I did some research on the Internet, but also read two books, which were wonderful by the way...
- Preventing Miscarriage: The Good News by Dr. Johnathan Scher
- To Full Term: A Mother's Triumph over Miscarrige by Darci Klein
While at the appointment, I was refreshed again as to why I LOVE my doctors in Ann Arbor. First, we met with the doctor we see most often, even though he's not technically my doctor. We call him "Tall Fellow" because he's extremely tall and happens to be a fellow (residency typeish thing). We spent about 45 minutes with him going over a slew of things.
The first piece we went over was our baby's pathology report. Our baby had a trisomy (A condition in which an extra copy of a chromosome is present in the cell nuclei, causing developmental abnormalities). So our baby had an extra '16' chromosome. At my present age, I was told, each pregnancy has a 1 in 400 chance of this happening and I was unlucky. The good news is that this is the most common reason for a miscarriage that they see; that helps us to be reassured that there isn't anything chromosomally wrong with Josh or I. It is also helpful to know the cause was random and not likely to happen again and that it was nothing about my body that did not help grow a healthy baby.
We also found out our baby would've been a girl. Josh and I did NOT want to know this, but the paperwork on the pathology report showed that our baby had two X chromosomes instead of an X,Y making it a girl. However, like Tall Fellow explained, this chromosome abnormality our baby had is not and would never be compatible with human life. My baby would've never grown female parts or wouldn't have grown body parts at all with this abnormality. I happened to research that more 'girl' babies are miscarried than 'boy' babies. Tall Fellow had never heard of that before so maybe I taught him something new :)
He was extremely patient letting me ramble on about all my questions and answered them carefully, detailed, and easily for us to understand. As expected, I am not getting tested further for other defects or abnormalities just yet. I did come out guns blazin at first, but then Tall Fellow told me something that made so much sense. He said that maybe I did have some kind of auto-immune disorder or a clotting disorder or something like that. However, nothing like that showed up on the pathology report and we have no idea what happened my first miscarriage because no tissue got tested. If they gave me medicine to help the clotting disorder the next time I got pregnant, let's say, that medicine has its own risks. In fact, a medicine to fight a clotting disorder usually ups your chance for a miscarriage. So he doesn't want to put me on medicine for something that may not even interfere with a pregnancy and then add more risks and stress to my life as a pregnant mommy-to-be. So for now, nothing is going to change with my care. I'm at peace with this decision.
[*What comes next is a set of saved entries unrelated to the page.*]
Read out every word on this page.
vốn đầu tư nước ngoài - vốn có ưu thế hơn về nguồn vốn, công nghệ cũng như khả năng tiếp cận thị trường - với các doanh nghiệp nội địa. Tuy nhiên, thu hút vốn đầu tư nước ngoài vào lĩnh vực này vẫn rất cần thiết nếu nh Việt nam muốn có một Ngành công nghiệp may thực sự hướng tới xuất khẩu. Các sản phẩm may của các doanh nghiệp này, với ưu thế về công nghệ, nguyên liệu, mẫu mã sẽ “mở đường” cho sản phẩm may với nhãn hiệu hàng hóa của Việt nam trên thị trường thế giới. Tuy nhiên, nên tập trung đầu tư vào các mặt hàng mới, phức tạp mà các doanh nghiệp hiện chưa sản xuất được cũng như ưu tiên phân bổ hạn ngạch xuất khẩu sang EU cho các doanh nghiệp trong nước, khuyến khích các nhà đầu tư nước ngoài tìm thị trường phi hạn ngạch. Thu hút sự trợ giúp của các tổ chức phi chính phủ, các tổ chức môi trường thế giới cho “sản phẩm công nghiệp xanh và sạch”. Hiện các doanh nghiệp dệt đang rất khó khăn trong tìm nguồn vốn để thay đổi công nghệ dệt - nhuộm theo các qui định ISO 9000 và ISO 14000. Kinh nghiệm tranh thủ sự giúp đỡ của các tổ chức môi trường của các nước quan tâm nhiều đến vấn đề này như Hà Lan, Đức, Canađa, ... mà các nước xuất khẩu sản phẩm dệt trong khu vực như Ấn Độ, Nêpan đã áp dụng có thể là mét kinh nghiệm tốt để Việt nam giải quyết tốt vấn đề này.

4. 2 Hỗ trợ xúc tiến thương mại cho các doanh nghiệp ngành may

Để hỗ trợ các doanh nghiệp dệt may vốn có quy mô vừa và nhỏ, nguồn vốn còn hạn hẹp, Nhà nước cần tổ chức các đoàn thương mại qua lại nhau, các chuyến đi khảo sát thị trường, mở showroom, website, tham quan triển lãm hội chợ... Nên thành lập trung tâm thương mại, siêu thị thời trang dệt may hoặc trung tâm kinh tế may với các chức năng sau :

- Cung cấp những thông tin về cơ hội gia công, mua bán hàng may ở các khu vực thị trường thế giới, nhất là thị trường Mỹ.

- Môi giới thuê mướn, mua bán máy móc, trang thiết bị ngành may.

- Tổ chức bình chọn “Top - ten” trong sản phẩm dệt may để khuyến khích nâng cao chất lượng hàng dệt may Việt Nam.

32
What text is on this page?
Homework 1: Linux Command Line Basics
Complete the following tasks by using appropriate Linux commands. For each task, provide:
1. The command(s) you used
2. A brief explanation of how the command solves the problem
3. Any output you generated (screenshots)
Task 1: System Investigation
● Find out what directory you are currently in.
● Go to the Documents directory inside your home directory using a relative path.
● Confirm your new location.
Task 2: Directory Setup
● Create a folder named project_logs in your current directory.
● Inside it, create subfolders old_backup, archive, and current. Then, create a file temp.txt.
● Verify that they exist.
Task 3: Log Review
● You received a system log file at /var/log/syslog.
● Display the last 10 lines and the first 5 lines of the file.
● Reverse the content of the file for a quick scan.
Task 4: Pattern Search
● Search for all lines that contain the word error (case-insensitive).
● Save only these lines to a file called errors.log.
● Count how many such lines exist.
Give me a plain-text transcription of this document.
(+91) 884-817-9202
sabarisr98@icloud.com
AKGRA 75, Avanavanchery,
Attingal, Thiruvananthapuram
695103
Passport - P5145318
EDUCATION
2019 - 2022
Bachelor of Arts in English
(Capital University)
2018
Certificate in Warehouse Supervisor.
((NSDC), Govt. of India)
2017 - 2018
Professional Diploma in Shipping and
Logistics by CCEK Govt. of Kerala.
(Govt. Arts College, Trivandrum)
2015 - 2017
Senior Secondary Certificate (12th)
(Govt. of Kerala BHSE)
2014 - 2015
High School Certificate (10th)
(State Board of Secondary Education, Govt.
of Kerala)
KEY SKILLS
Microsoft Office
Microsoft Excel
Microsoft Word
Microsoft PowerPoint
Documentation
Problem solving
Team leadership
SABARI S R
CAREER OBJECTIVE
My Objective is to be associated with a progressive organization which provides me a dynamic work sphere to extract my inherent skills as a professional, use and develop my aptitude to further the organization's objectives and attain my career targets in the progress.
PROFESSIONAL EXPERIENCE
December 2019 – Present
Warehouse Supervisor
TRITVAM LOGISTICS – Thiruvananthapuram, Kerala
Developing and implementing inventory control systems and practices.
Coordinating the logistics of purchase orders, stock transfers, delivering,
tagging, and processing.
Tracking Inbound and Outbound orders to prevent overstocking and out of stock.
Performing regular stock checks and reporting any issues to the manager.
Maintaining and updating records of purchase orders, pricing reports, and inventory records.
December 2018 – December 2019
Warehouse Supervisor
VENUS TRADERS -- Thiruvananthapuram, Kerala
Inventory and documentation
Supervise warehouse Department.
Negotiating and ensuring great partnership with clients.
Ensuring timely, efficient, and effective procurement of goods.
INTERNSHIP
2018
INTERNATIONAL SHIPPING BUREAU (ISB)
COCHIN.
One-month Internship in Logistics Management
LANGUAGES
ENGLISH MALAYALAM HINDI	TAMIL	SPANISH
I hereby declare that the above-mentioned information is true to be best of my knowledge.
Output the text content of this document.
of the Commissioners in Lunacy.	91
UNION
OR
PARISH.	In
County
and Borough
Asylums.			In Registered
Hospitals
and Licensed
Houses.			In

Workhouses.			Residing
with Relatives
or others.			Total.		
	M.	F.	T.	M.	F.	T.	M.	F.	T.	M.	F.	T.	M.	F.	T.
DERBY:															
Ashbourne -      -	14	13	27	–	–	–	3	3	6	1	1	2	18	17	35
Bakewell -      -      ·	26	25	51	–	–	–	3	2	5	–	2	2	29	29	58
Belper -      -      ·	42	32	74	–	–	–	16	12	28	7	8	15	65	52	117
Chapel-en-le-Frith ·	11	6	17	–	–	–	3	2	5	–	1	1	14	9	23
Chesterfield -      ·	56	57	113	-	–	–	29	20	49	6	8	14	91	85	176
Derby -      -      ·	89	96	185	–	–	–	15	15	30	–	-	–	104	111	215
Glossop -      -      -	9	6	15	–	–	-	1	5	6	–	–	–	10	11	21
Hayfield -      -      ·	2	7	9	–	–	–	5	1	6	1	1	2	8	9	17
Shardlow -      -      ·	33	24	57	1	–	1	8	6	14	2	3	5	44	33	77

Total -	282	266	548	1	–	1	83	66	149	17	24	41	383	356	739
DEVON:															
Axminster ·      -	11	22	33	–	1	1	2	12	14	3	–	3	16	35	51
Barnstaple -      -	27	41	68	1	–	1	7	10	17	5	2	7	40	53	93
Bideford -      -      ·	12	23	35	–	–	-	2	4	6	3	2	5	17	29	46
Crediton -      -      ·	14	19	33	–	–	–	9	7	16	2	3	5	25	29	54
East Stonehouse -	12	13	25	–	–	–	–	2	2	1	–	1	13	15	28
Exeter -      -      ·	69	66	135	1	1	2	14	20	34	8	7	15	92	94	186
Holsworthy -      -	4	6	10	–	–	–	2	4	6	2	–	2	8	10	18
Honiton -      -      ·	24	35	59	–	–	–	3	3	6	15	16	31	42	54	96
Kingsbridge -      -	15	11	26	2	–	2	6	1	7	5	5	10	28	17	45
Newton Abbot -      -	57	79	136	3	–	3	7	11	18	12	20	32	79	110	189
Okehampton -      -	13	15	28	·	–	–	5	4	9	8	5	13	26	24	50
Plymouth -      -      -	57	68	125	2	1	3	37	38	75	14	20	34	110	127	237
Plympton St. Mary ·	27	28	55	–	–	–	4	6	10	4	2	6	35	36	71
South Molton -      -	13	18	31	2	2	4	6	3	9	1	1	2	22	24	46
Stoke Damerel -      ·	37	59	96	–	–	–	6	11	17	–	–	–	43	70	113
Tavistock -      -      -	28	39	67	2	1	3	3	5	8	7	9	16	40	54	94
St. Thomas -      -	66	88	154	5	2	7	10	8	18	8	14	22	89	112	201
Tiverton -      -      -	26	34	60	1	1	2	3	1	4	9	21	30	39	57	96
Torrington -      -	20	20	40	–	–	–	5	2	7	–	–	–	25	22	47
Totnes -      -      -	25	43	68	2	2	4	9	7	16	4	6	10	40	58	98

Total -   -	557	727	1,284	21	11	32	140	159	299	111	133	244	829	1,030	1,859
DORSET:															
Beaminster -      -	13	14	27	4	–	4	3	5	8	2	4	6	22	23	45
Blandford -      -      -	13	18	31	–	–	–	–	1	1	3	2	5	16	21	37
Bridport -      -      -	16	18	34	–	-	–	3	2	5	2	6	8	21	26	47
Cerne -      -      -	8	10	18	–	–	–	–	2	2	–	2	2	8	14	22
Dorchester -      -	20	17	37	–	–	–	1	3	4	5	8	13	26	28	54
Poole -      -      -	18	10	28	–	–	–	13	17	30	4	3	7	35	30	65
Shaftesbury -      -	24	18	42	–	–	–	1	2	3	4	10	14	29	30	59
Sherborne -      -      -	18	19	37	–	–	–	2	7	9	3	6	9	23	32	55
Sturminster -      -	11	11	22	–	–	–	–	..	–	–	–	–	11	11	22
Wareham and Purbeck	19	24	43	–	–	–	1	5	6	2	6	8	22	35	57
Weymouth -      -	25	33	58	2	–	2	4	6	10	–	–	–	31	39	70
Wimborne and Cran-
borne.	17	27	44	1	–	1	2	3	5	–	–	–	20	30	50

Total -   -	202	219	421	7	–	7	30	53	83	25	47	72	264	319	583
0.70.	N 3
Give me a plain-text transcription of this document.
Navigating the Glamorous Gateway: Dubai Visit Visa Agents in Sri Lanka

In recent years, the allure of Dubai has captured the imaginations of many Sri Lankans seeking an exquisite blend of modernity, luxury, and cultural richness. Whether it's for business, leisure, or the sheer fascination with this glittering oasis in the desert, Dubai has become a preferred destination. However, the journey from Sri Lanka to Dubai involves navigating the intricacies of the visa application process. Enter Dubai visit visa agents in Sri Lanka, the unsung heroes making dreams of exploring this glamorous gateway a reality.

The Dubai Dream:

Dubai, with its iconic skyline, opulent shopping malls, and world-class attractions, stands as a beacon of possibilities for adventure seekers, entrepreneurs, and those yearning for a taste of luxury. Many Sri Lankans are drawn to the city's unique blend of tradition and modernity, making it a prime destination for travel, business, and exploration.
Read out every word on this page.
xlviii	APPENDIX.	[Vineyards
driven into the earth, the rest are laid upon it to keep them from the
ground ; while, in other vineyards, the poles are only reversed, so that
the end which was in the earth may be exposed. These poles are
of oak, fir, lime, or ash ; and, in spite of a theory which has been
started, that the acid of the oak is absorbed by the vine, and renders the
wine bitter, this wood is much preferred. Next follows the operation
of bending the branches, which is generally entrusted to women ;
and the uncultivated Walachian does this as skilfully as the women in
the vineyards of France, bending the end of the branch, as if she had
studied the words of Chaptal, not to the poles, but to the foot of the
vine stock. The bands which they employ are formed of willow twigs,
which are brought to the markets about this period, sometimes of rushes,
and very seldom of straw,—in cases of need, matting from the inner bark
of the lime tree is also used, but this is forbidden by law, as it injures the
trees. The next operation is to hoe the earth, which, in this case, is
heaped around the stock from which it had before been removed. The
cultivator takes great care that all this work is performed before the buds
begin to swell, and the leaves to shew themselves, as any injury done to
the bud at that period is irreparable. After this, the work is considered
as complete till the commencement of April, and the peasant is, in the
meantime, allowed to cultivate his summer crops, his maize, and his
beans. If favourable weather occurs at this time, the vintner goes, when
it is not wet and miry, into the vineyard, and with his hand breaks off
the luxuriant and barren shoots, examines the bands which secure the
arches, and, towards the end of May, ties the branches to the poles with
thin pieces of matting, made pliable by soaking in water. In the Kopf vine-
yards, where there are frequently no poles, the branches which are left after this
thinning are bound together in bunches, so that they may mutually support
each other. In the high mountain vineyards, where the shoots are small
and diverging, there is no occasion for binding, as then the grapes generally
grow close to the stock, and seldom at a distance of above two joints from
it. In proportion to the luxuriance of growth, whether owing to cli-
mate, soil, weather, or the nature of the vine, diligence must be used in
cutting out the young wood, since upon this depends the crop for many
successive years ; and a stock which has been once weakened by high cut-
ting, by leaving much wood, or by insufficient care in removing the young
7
Stress became the other topic of conversation. Even though my prolactin levels have always looked normal, I read in one of my books that if you are stressed, your prolactin can get higher and put your baby at risk. Tall Fellow looked at Josh and asked him, "Okay, how do you want me to answer this question for her?" We laughed and then he went on to explain that stress is a very difficult thing for them to combat. He asked me if I was seeing anyone like a counselor or therapist and I told him I was. We also talked briefly about my job, as he knows that it is stressful. Josh answered back that even if I didn't have any stress in my life that I was "seek it out somewhere; that's just the kind if person she is." He is so right :)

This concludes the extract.